Ram is finally filling a glaring hole in its lineup: a true, factory-blessed street truck. After months of whispers from community insiders (Butter the Insider, OC Motivator), multiple sources now point to an October 8 debut featuring Fox suspension tuned for a lowered, road-grip setup—think TRX attitude, but built for asphalt.
Under the hood is where the intrigue lives. People close to the program say the truck targets ~620–680 horsepower. That range leaves three plausible paths:
- A 5.7L Hemi with a factory supercharger (the “Roadkill Nights” demo energy, but warrantied),
- A 6.4L Hemi with forced induction (less likely but not impossible with beefed internals), or
- A detuned 6.2L supercharged setup below the classic 707 hp mark.
A Hurricane inline-six variant is possible on paper, but the enthusiast read is clear: this truck’s mission is V8 theater with blower whine and torque everywhere. Pair that with Fox coilovers, a factory drop, big brakes, sticky 22s, and aero bits (splitter/spoiler), and Ram finally has an answer to Ford’s SVT-style single-cab legends and GM’s street-tuned specials.
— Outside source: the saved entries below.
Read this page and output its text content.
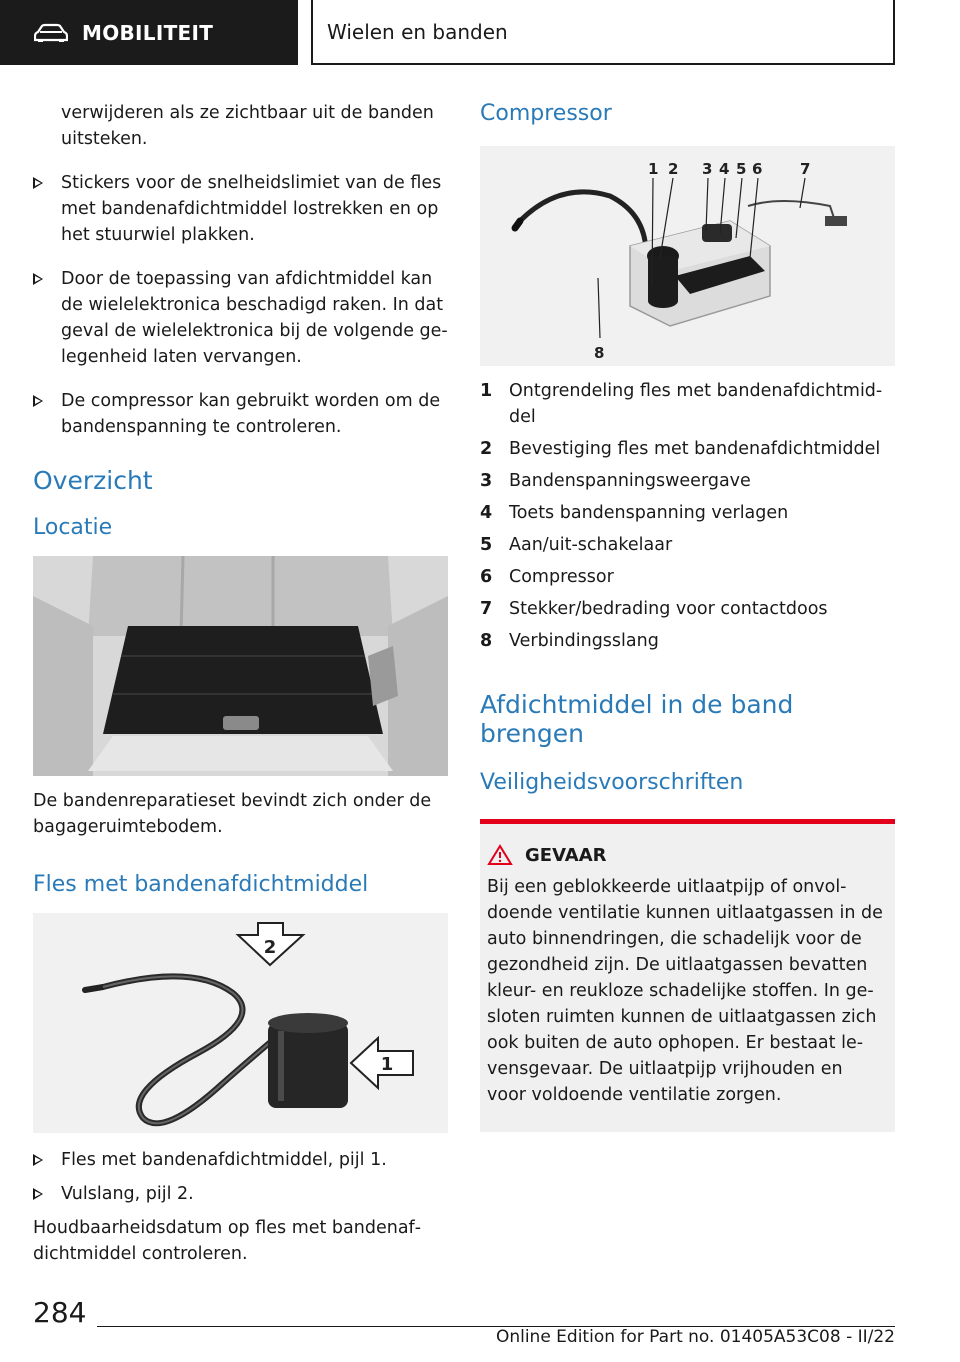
MOBILITEIT	Wielen en banden
verwijderen als ze zichtbaar uit de banden uitsteken.
Stickers voor de snelheidslimiet van de fles met bandenafdichtmiddel lostrekken en op het stuurwiel plakken.
Door de toepassing van afdichtmiddel kan de wielelektronica beschadigd raken. In dat geval de wielelektronica bij de volgende ge‐ legenheid laten vervangen.
De compressor kan gebruikt worden om de bandenspanning te controleren.
Overzicht
Locatie
De bandenreparatieset bevindt zich onder de bagageruimtebodem.
Fles met bandenafdichtmiddel
2
1
Fles met bandenafdichtmiddel, pijl 1.
Vulslang, pijl 2.
Houdbaarheidsdatum op fles met bandenaf‐ dichtmiddel controleren.
Compressor
1 2 3 4 5 6	7
8
1 Ontgrendeling fles met bandenafdichtmid‐ del
2 Bevestiging fles met bandenafdichtmiddel
3 Bandenspanningsweergave
4 Toets bandenspanning verlagen
5 Aan/uit-schakelaar
6 Compressor
7 Stekker/bedrading voor contactdoos
8 Verbindingsslang
Afdichtmiddel in de band brengen
Veiligheidsvoorschriften
GEVAAR
Bij een geblokkeerde uitlaatpijp of onvol‐ doende ventilatie kunnen uitlaatgassen in de auto binnendringen, die schadelijk voor de gezondheid zijn. De uitlaatgassen bevatten kleur- en reukloze schadelijke stoffen. In ge‐ sloten ruimten kunnen de uitlaatgassen zich ook buiten de auto ophopen. Er bestaat le‐ vensgevaar. De uitlaatpijp vrijhouden en voor voldoende ventilatie zorgen.
284
Online Edition for Part no. 01405A53C08 - II/22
Price? Expect specialty-build money. With direct-connection content and Fox hardware, sticker near $100K wouldn’t shock anyone. That said, this halo street truck isn’t meant to be a fleet workhorse—it’s a brand igniter that signals Ram is leaning back into American V8 fun while broader lineup moves (Durango V8s, Hemi returns, TRX chatter) re-energize Stellantis’ U.S. portfolio.
Timing is also strategic. Dropping the street truck now sets the table for a TRX announcement in early 2026 MY: street first, desert next. If launch spec lands in the mid-600s, expect Ram to leave headroom for the TRX to reclaim “top dog” bragging rights.
Bottom line: Ram’s street truck looks real, rowdy, and overdue—and it arrives right as the market is craving factory muscle with a warranty.